CD Verzamelprogramma's

CLEIN, NATALIE: SCHELOMO; SOLOSUITES

Natalie Clein: Schelomo. Bloch: Rapsodie Schelomo; From Jewish life (bew); Voice in the wilderness; Bruch: Kol nidrei op. 47. Met het BBC Schots symfonie orkest o.l.v. Ilan Volkov. Hyperion CDA 67910 (61’30”). 2011

 

Natalie Clein: Solosuites. Bloch: Suites voor solocello nr. 1-3; Dallapiccola: Ciaccona, intermezzo e adagio; Ligeti: Solocello sonate. Hyperion CDA 68155 (65’08”). 2015

 

De Engelse muziekwereld heeft in Natalie Clein een waardige opvolgster gevonden van de geweldige, maar tragische Jacqueline du Pré. Haar ster rees snel nadat ze op zestienjarige leeftijd zowel Young musician of the year bij de BBC TV als winnares van het Eurovisie concours voor jonge musici werd.

Ze maakte eerder een opname van de beide celloconcerten van Saint-Saëns, aangevuld met La muse et le poète, Allegro appassionato en ‘De zwaan’ uit het Dierencarnaval (Hyperion CDA 68002) en met John Taveners The protecting veil (Decca 478.6424), maar haar Joodse bloed kruipt waar het niet gaan kan en hier laat ze op twee cd’s horen hoezeer deze muziek haar aan het hart gaat.

De titel Rhapsodie hébraïque Schelomo verwijst naar de bijbelse koning Saolo die schrijver zou zijn geweest van het nihilistische Bijbelboek Prediker (‘IJdelheid der ijdelheden, alles is ijdelheid”).

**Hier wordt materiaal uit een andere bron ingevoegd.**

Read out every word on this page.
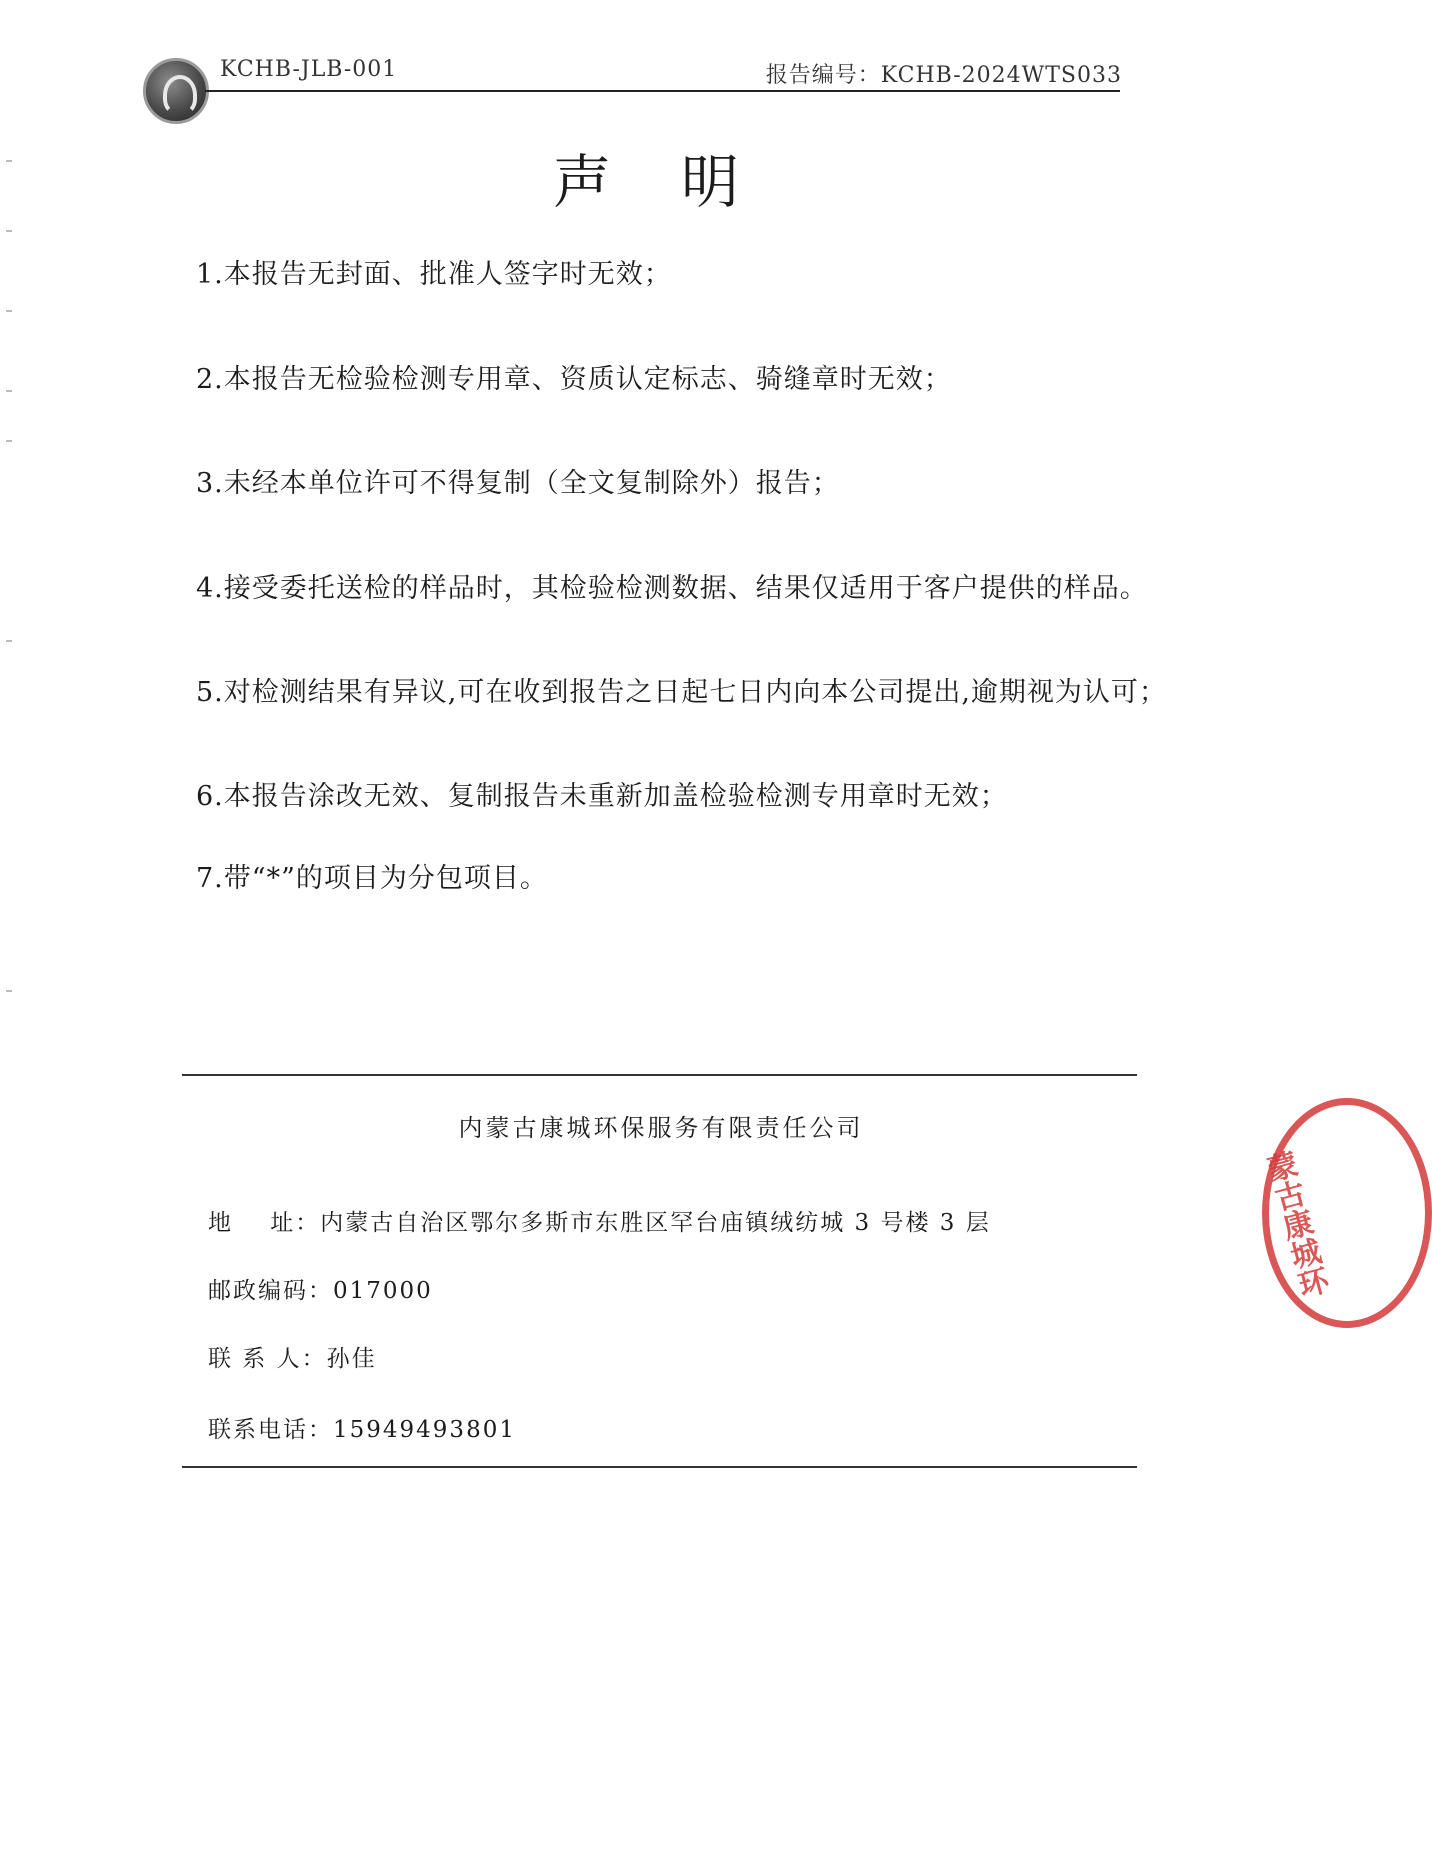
KCHB-JLB-001	报告编号：KCHB-2024WTS033
声明
1.本报告无封面、批准人签字时无效；
2.本报告无检验检测专用章、资质认定标志、骑缝章时无效；
3.未经本单位许可不得复制（全文复制除外）报告；
4.接受委托送检的样品时，其检验检测数据、结果仅适用于客户提供的样品。
5.对检测结果有异议,可在收到报告之日起七日内向本公司提出,逾期视为认可；
6.本报告涂改无效、复制报告未重新加盖检验检测专用章时无效；
7.带“*”的项目为分包项目。
内蒙古康城环保服务有限责任公司
地    址：内蒙古自治区鄂尔多斯市东胜区罕台庙镇绒纺城 3 号楼 3 层
邮政编码：017000
联 系 人：孙佳
联系电话：15949493801
蒙古康城环
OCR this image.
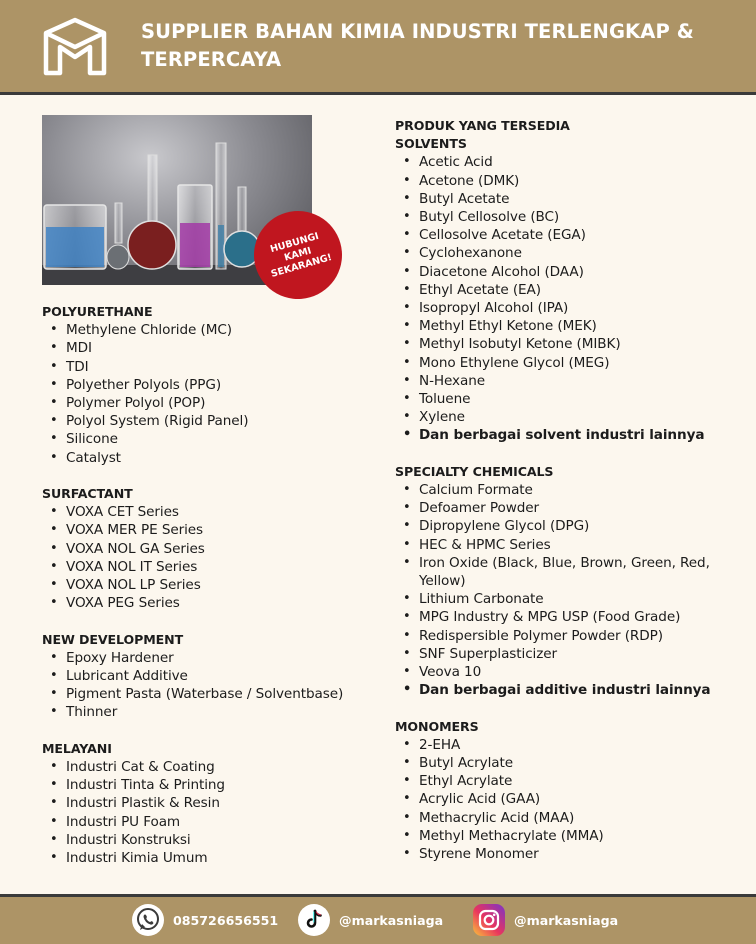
SUPPLIER BAHAN KIMIA INDUSTRI TERLENGKAP & TERPERCAYA
HUBUNGI KAMI SEKARANG!
POLYURETHANE
• Methylene Chloride (MC)
• MDI
• TDI
• Polyether Polyols (PPG)
• Polymer Polyol (POP)
• Polyol System (Rigid Panel)
• Silicone
• Catalyst
SURFACTANT
• VOXA CET Series
• VOXA MER PE Series
• VOXA NOL GA Series
• VOXA NOL IT Series
• VOXA NOL LP Series
• VOXA PEG Series
NEW DEVELOPMENT
• Epoxy Hardener
• Lubricant Additive
• Pigment Pasta (Waterbase / Solventbase)
• Thinner
MELAYANI
• Industri Cat & Coating
• Industri Tinta & Printing
• Industri Plastik & Resin
• Industri PU Foam
• Industri Konstruksi
• Industri Kimia Umum
PRODUK YANG TERSEDIA
SOLVENTS
• Acetic Acid
• Acetone (DMK)
• Butyl Acetate
• Butyl Cellosolve (BC)
• Cellosolve Acetate (EGA)
• Cyclohexanone
• Diacetone Alcohol (DAA)
• Ethyl Acetate (EA)
• Isopropyl Alcohol (IPA)
• Methyl Ethyl Ketone (MEK)
• Methyl Isobutyl Ketone (MIBK)
• Mono Ethylene Glycol (MEG)
• N-Hexane
• Toluene
• Xylene
• Dan berbagai solvent industri lainnya
SPECIALTY CHEMICALS
• Calcium Formate
• Defoamer Powder
• Dipropylene Glycol (DPG)
• HEC & HPMC Series
• Iron Oxide (Black, Blue, Brown, Green, Red, Yellow)
• Lithium Carbonate
• MPG Industry & MPG USP (Food Grade)
• Redispersible Polymer Powder (RDP)
• SNF Superplasticizer
• Veova 10
• Dan berbagai additive industri lainnya
MONOMERS
• 2-EHA
• Butyl Acrylate
• Ethyl Acrylate
• Acrylic Acid (GAA)
• Methacrylic Acid (MAA)
• Methyl Methacrylate (MMA)
• Styrene Monomer
085726656551	@markasniaga	@markasniaga
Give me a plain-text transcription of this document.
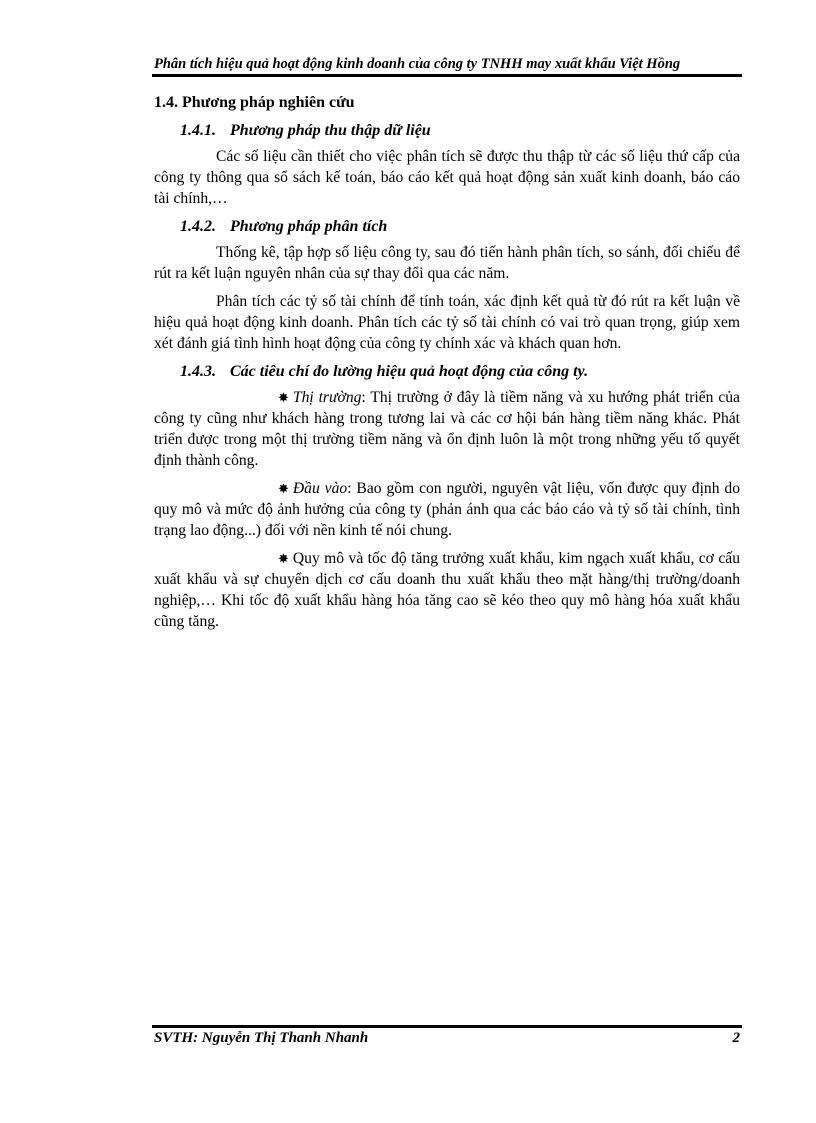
Phân tích hiệu quả hoạt động kinh doanh của công ty TNHH may xuất khẩu Việt Hồng
1.4. Phương pháp nghiên cứu
1.4.1. Phương pháp thu thập dữ liệu

Các số liệu cần thiết cho việc phân tích sẽ được thu thập từ các số liệu thứ cấp của công ty thông qua sổ sách kế toán, báo cáo kết quả hoạt động sản xuất kinh doanh, báo cáo tài chính,…

1.4.2. Phương pháp phân tích

Thống kê, tập hợp số liệu công ty, sau đó tiến hành phân tích, so sánh, đối chiếu để rút ra kết luận nguyên nhân của sự thay đổi qua các năm.

Phân tích các tỷ số tài chính để tính toán, xác định kết quả từ đó rút ra kết luận về hiệu quả hoạt động kinh doanh. Phân tích các tỷ số tài chính có vai trò quan trọng, giúp xem xét đánh giá tình hình hoạt động của công ty chính xác và khách quan hơn.

1.4.3. Các tiêu chí đo lường hiệu quả hoạt động của công ty.

✸ Thị trường: Thị trường ở đây là tiềm năng và xu hướng phát triển của công ty cũng như khách hàng trong tương lai và các cơ hội bán hàng tiềm năng khác. Phát triển được trong một thị trường tiềm năng và ổn định luôn là một trong những yếu tố quyết định thành công.

✸ Đầu vào: Bao gồm con người, nguyên vật liệu, vốn được quy định do quy mô và mức độ ảnh hưởng của công ty (phản ánh qua các báo cáo và tỷ số tài chính, tình trạng lao động...) đối với nền kinh tế nói chung.

✸ Quy mô và tốc độ tăng trưởng xuất khẩu, kim ngạch xuất khẩu, cơ cấu xuất khẩu và sự chuyển dịch cơ cấu doanh thu xuất khẩu theo mặt hàng/thị trường/doanh nghiệp,… Khi tốc độ xuất khẩu hàng hóa tăng cao sẽ kéo theo quy mô hàng hóa xuất khẩu cũng tăng.

SVTH: Nguyễn Thị Thanh Nhanh	2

De bedoeling van Bloch was eigenlijk om hier een vocaal werk van te maken, maar de Russische cellist Barjansky bracht hem ertoe de cello als warmbloedige solist te laten zingen. 

From Jewish life is een seculiere tegenhanger en in Voice in the wilderness wordt weer teruggekeerd in de sfeer van het Oude Testament. Daar is ook Kol Nidrei van Boch thuis, gebaseerd als het is op het synagogale gezang voor Grote Verzoendag.

Natalie Clein speelt deze werken heel innig en geëngageerd, ze wordt gelukkig ook heel attent begeleid.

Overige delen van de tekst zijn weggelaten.